The summit also stresses strategies for “active ageing”, creating incentives for prolonging working lives, gradual retirement, part-time work, improving quality at work. It stresses too that it is time to commit ourselves fully at European level to implementing policies to encourage the employment of women and guarantee a better work-life balance. There should also be an improvement in workers' and companies' ability to adapt. The European Council calls on Member States to pay particular attention to the major challenge of “flexicurity” (balancing flexibility and security) and to pursue, in accordance with their individual labour market situations, reforms in labour market and social policies under an integrated flexicurity approach. The Commission will explore, with Member States and social partners, the development of a set of common principles on flexicurity.
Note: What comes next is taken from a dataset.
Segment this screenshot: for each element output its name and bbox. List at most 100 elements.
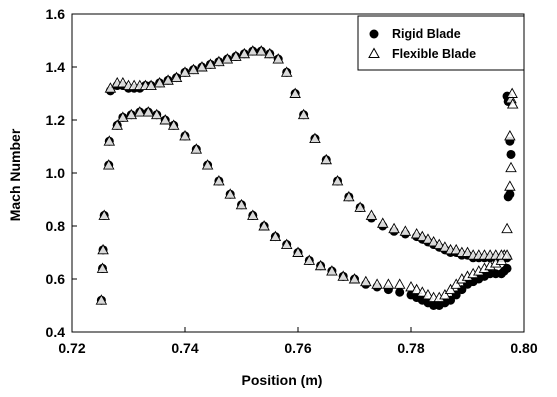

The Summit also noted the Commission's proposal on a European Globalisation Adjustment Fund: Council, Parliament and Commission are invited to take appropriate measures so that the fund becomes operational as soon as possible, preferably before 1 January 2007.
D) Maintaining momentum across the board. Ensuring sound and sustainable public finances. Member States must undertake to pursue public finance consolidation and several of them should launch new ambitious reform programmes for their social security systems. The Commission is invited to overall assessment of the viability of Member State public finance by end 2006. The Summit considers that the fact of belonging to the euro zone calls for policy coordination to ensure “fiscal discipline (…) to cope with asymmetric shocks”. “As president of the Eurogroup, I have called on the European Council to devote this whole paragraph to the eurozone in the context of reform policy implementation”, Luxembourg Prime Minister Jean-Claude Juncker told the press. This “first ever” in the conclusions at the level of Heads of State and Government “enhances the contour of the monetary zone by differentiating it from other Member States”, he said. Also welcoming this initiative, Belgium's prime minister, Guy Verhofstadt, considered it a “good beginning for moving toward the common preparation of a future summit of euro-zone countries, devoted essentially to economic reform”.
The EU Heads of State and Government also call for a final agreement on the REACH package by end 2006 and for the completion of an effective legal framework for protecting intellectual property rights, as well as further progress on simplification and modernisation of the VAT and customs systems, and the promotion of a fully integrated and well-functioning financial market.
On the subject of the “services” directive, the Summit is pleased to note the vote at the EP and awaits with interest the Commission's amended proposal, on 4 April (see related article).